Professor of anthropology at Kenai Peninsula College Alan Boraas agrees. He has visited rural native villages in Bristol Bay, and says the forced assimilation of Alaskan Natives is what causes the suicide rates to be so high.   Those communities that continue to embrace some aspect of their heritage are have a lower suicide rate. 

“It has to do with meaningful multigenerational work. Families working together, usually extended families, practicing something that their ancestors have practiced. Eating foods, particularly salmon, that are highly nutritious, that Yup’ik people at least may have been adapted to that prevent certain disease. And practicing those spiritual practices that have gone for a very long time and that gives meaning to life. And meaning in life curbs suicide.”

Boraas says the belief among those in the lower 48 that the suicide and depression rates in Alaska are so high because of the isolation and winter darkness is a misconception. 

“Those of us who have come to Alaska from mid-latitudes who have brought with them that dark and cold are a metaphor for evil. Which is a common metaphor but it’s not in the north. In the north, a common metaphor of evil for example is a crazed brown bear.”

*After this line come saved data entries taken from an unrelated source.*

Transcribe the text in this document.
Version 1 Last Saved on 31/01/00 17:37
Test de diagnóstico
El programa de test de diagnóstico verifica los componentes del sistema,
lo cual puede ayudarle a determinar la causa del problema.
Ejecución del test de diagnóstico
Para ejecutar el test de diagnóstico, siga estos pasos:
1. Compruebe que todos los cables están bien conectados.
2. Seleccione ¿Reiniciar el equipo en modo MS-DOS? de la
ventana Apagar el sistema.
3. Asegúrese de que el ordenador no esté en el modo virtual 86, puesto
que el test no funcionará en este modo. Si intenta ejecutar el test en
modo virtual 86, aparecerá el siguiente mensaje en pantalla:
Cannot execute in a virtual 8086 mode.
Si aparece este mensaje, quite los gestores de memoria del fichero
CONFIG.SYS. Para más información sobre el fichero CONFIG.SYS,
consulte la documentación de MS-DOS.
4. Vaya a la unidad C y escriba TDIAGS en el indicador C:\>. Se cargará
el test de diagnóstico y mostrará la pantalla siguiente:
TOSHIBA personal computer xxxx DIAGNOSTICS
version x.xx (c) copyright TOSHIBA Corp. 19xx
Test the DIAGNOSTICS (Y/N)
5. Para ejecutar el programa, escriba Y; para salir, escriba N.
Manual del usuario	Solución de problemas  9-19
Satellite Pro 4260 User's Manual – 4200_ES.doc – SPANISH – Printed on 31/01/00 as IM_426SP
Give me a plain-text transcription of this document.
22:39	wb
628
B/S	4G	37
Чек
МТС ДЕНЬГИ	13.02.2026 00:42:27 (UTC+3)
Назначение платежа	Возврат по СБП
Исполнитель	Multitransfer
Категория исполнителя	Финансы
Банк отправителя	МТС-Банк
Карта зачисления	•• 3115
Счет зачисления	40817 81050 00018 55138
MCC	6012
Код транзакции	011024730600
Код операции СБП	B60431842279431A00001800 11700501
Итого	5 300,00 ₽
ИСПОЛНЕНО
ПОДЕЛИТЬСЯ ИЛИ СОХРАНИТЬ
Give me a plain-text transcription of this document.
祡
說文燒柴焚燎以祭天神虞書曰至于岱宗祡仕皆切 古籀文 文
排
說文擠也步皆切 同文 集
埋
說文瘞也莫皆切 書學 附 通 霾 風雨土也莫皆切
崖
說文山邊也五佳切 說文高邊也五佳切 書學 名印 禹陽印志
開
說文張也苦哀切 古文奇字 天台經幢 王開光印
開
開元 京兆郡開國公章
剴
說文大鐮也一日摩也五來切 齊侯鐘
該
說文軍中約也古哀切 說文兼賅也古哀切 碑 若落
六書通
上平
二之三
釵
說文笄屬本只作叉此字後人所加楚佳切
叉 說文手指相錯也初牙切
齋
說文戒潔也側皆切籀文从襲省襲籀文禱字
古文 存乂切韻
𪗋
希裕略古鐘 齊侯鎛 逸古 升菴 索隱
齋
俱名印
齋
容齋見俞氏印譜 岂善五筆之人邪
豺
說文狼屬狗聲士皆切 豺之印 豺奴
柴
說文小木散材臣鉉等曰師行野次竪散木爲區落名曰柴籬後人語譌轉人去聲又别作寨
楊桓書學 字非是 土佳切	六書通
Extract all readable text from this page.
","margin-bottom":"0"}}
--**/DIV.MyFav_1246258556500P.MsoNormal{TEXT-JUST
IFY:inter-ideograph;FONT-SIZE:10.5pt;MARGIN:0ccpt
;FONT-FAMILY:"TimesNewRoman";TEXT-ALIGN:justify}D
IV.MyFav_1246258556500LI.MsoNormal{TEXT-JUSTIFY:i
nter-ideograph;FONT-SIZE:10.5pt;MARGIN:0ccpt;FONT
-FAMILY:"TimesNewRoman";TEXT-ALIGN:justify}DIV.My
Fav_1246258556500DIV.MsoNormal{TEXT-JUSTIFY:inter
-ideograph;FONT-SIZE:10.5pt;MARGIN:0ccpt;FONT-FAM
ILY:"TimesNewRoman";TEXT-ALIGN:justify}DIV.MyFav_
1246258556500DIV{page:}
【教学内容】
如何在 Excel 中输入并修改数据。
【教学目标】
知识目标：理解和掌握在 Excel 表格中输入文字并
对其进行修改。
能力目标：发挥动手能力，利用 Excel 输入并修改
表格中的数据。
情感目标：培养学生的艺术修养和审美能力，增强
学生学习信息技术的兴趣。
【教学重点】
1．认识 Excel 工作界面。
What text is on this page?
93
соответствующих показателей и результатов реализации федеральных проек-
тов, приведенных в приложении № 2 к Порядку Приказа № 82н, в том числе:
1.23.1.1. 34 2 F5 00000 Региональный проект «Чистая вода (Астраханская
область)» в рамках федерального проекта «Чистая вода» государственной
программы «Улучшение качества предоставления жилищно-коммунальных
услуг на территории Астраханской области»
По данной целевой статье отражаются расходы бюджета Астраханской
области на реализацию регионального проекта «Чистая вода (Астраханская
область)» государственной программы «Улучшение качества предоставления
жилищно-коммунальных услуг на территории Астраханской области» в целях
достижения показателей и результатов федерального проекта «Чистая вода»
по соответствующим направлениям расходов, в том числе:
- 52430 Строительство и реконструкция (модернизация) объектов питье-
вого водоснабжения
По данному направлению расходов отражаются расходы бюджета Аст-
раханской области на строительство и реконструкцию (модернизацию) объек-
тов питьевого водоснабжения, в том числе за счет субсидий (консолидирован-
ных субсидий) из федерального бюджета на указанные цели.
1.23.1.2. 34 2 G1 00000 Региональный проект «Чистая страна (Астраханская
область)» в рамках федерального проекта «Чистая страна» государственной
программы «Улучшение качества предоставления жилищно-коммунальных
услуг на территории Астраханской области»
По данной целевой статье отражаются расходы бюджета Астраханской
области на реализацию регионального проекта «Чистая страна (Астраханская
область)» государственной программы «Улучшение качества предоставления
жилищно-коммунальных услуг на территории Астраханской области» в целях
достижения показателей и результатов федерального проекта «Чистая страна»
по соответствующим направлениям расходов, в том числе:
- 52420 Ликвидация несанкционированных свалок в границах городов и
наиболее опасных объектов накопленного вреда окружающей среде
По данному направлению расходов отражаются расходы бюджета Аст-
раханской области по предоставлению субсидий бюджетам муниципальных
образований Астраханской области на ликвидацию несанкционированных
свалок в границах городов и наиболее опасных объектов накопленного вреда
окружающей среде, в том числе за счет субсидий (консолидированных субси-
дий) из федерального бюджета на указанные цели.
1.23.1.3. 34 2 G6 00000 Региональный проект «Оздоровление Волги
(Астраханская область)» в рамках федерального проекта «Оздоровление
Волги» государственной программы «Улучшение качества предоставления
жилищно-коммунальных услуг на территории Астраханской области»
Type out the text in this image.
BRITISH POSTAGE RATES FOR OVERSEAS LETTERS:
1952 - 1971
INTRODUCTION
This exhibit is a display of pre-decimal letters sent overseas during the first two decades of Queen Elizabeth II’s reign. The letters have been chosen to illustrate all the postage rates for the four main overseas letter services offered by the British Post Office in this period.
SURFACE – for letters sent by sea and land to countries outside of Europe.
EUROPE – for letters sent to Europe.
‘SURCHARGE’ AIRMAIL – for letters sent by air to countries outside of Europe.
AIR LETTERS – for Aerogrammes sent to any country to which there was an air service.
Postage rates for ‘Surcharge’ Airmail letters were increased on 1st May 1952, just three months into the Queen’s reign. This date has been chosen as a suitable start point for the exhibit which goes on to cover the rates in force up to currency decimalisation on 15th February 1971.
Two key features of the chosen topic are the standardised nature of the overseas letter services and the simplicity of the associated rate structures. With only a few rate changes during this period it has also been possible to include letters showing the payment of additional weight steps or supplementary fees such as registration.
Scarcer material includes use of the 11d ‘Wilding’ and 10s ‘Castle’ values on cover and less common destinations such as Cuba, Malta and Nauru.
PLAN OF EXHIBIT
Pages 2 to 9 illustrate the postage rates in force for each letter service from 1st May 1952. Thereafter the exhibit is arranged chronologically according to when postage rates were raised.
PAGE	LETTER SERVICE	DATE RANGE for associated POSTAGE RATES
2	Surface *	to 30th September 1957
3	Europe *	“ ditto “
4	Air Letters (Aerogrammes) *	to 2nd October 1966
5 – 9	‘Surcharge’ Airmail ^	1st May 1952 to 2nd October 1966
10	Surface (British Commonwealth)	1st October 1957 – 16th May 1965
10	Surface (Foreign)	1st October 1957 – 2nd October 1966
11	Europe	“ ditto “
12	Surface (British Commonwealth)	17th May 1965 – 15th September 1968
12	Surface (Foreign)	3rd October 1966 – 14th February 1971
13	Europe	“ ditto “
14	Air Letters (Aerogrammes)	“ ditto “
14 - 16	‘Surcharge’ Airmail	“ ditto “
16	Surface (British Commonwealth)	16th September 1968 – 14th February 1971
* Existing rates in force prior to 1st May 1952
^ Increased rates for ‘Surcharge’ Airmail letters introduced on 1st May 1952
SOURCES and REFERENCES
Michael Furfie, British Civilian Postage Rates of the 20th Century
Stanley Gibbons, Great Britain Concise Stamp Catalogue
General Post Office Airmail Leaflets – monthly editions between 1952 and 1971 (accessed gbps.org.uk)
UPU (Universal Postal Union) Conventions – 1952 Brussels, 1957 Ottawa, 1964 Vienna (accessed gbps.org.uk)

Jobs aren’t the total answer to lowering the suicide rate, Boraas says.  Although now having income is necessary for a subsistence based life style, he says it all boils down to embracing the ancient heritage that the communities were founded on.  Berman agrees that jobs are just part of the answer.

“My study did go beyond jobs and also looked at some other social and cultural factors that are associated with lower or higher suicide rates. A couple of things stood out as being quiet important and possibly more important than jobs. It could also be related to sort of sustainable life styles.”

Alaska has the nation’s highest suicide rate, and the majority of those suicides occur in the rural villages.  Although there isn’t a consensus on how to curb these numbers, it is clear that a combination of ancestral traditions and economic growth may be the answer.